The subject hit the headlines in The Washington Post last August 14th issue : If you want happiness, get religion ! The newspaper was reporting the results of the SHARE Study, published in the American Journal of Epidemiology by researchers at the London School of Economics and Erasmus Medical Center in the Netherlands.
Religious participation and depression in Europe Studies from United Kingdom and Europe during the past 5 years have reported mixed results concerning on the relationship between religious involvement and depression. The present study is one of the largest and longest prospective studies of religious participation and depressive symptoms from continental Europe. Researchers from the department of public health at Erasmus MC, University Medical Center in the Netherlands, report the results from a 4-year study of 9,068 persons aged 50 or older participating in the Survey of Health, Ageing and Retirement in Europe (SHARE). Ten countries participated from Northern Europe (Sweden and Denmark), Southern Europe (Italy and Spain), and Western Europe (Austria, Belgium, France, Germany, Switzerland, the Netherlands). Participants were asked if they engaged in:
(1) voluntary or charity work,
2) educational or training courses,
3) sports, social club, or other kinds of club activities,
4) participation in religious organizations,
(5) participation in political or community organizations
Response options ranged from ‘almost daily’ to ‘less often than monthly.

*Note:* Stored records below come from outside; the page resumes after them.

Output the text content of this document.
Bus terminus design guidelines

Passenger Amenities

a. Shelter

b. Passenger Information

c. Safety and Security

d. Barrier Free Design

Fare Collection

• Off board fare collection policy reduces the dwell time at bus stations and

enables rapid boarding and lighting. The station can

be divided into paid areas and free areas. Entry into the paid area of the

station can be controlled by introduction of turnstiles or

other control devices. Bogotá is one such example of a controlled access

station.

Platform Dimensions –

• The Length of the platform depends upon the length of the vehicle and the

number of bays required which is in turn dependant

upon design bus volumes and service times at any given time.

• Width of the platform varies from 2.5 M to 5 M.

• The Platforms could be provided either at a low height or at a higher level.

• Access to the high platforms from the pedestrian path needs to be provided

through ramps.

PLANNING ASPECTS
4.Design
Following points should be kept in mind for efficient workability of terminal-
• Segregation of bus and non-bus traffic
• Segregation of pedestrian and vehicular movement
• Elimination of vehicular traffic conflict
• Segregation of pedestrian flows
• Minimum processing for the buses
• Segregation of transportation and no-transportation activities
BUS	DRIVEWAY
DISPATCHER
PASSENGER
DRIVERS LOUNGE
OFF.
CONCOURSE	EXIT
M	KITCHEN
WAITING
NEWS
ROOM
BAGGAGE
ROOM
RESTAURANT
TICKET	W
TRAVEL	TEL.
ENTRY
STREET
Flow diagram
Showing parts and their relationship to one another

Depressive symptoms were assessed with the 12-item EURO-D that asked about the usually symptoms associated with depressive disorder. Analyses controlled for education, region, marital status, household size, employment status, financial status, self-rated health, long-term health problems, activities of daily living, and physician-diagnosed illnesses. Fixed-effects models were used to assess whether changes in social participation predicted changes in depressive symptoms during a 4-year follow-up from 2006/2007 to 2010/2011.
Results: Only participation in religious activities (which had a prevalence of only about 10%) predicted a decrease in depressive symptoms over time (B=-0.190, 95% CI= -0.365 to -0.016).
In fact, participation in political or community organizations predicted an increase in depressive symptoms (B=0.222, 95% CI=0.018 to 0.428).
Researchers concluded that “Participation in religious organizations may offer mental health benefits beyond those offered by other forms of social participation.”
Croezen S, Avendano M, Burdorf A, van Lenthe FJ (2015). Social participation and depression in old age: A fixed- effects analysis in 10 European countries. American Journal of Epidemiology 182 (2):168-176.